Это спустя десятилетия, а тогда в кают-компании… Отец заканчивает песню так, что кажется, гармошка разорвётся от тоски: « А волны бегут от винта за кормой, и след их вдали пропадает». Я не выдерживаю, у меня слёзы в три ручья. Опускаю голову, чтобы папа не заметил, но понимаю, что это не поможет, и тогда я лезу под стол, – только чтобы папа не увидел слёз. Он бережно и тревожно спрашивает: «Серёжа, что с тобой?» Я молчу. Отец не сразу понимает, что это из-за песни, всего лишь из-за песни, он тоже молчит, но я чувствую, что он уже всё понял. Я медленно влезаю из-под стола (стол прикручен к полу металлическими уголками на шурупах, это я успел хорошенько рассмотреть). Слёзы добросовестно размазаны по щекам и уже подсыхают. У меня просветление. Ну, песня и песня. А мы плывем на самоходке по мирной реке. Мой папа механик и никого не обижает. Все живы. Смерти нет.
От винта за кормой
А волны бегут от винта за кормой… Тут всё-таки была для меня не просто песня. Я мог часами стоять на корме, уставившись в белые клокочущие буруны из-под винта. Они завораживали, гипнотизировали, целиком поглощая неустойчивое детское внимание. Это было истинное чудо. Кристально-белая пена в какие-то секунды рождалась из тихой мутной поверхности реки.
Чудо-буруны были удивительно близки и вместе с тем совершенно недосягаемы. Если руку протянуть, до них оставалось не больше метра, но… этот метр отделял жизнь от смерти. Я хорошо это знал. Там, под белой пеной – огромные острые винты в цилиндрических насадках, они вращаются со страшной силой, они неумолимы. Если я упаду в белые буруны, винтами меня изрубит на куски. Ребёнка, бытие которого на грузовом судне столь проблематично, взрослые, конечно же, постоянно предупреждали о таких вещах. Мальчик становился серьёзным и даже суровым. Кругом безжалостная вода и неумолимый металл. Один шаг в сторону – и неминуемая гибель.

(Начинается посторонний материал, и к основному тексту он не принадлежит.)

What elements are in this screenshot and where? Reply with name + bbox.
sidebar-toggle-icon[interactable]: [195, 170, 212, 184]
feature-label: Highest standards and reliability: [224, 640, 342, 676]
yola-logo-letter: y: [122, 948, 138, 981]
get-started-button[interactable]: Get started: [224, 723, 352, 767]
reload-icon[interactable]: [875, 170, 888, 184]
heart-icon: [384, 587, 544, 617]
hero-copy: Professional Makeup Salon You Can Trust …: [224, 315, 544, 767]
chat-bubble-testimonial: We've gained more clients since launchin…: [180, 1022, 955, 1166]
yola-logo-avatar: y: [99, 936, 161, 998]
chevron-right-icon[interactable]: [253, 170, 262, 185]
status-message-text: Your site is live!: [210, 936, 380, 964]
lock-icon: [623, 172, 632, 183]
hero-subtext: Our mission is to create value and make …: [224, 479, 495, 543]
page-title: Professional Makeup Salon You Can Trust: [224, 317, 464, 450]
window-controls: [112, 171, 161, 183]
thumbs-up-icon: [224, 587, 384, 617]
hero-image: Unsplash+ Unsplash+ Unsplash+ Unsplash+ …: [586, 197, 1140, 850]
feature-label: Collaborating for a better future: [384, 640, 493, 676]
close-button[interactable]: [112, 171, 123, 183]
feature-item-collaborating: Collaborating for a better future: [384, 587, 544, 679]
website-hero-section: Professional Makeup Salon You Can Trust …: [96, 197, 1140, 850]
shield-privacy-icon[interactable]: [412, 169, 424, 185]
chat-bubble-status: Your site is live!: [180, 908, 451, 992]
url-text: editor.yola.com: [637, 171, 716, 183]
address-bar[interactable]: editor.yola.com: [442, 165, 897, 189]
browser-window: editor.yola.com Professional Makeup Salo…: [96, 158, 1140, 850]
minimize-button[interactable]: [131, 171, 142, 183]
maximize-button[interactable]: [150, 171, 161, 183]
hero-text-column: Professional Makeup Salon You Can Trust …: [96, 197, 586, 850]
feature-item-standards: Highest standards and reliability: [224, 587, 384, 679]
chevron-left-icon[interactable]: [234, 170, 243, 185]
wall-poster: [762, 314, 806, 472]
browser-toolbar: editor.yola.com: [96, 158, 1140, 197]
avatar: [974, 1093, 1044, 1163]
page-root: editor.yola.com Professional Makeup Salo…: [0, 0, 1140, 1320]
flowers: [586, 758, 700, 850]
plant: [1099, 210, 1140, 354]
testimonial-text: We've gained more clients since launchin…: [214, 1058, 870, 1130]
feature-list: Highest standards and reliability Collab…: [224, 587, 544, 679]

И всё-таки страшных винтов не видно, о них можно забыть, а белая пена так манит к себе, так влечёт. Однажды я стырил в форпике огромный гвоздь, кажется двухсотку, и бросил в пену, как будто от этого должно было что-то произойти. Ничего не произошло, я был немного разочарован. Мне, видно, очень хотелось вступить с этой пеной в диалог, послать весточку, а никакого другого способа не просматривалось.
Теперь я понял, в чём была гипнотическая сила бурунов. Они часами оставались всё такими же и всё-таки каждую секунду обновлялись, становились другими. Эта движущаяся неподвижность – некий символ вечности. Как же тут было не трепетать чувствительной душе ребёнка.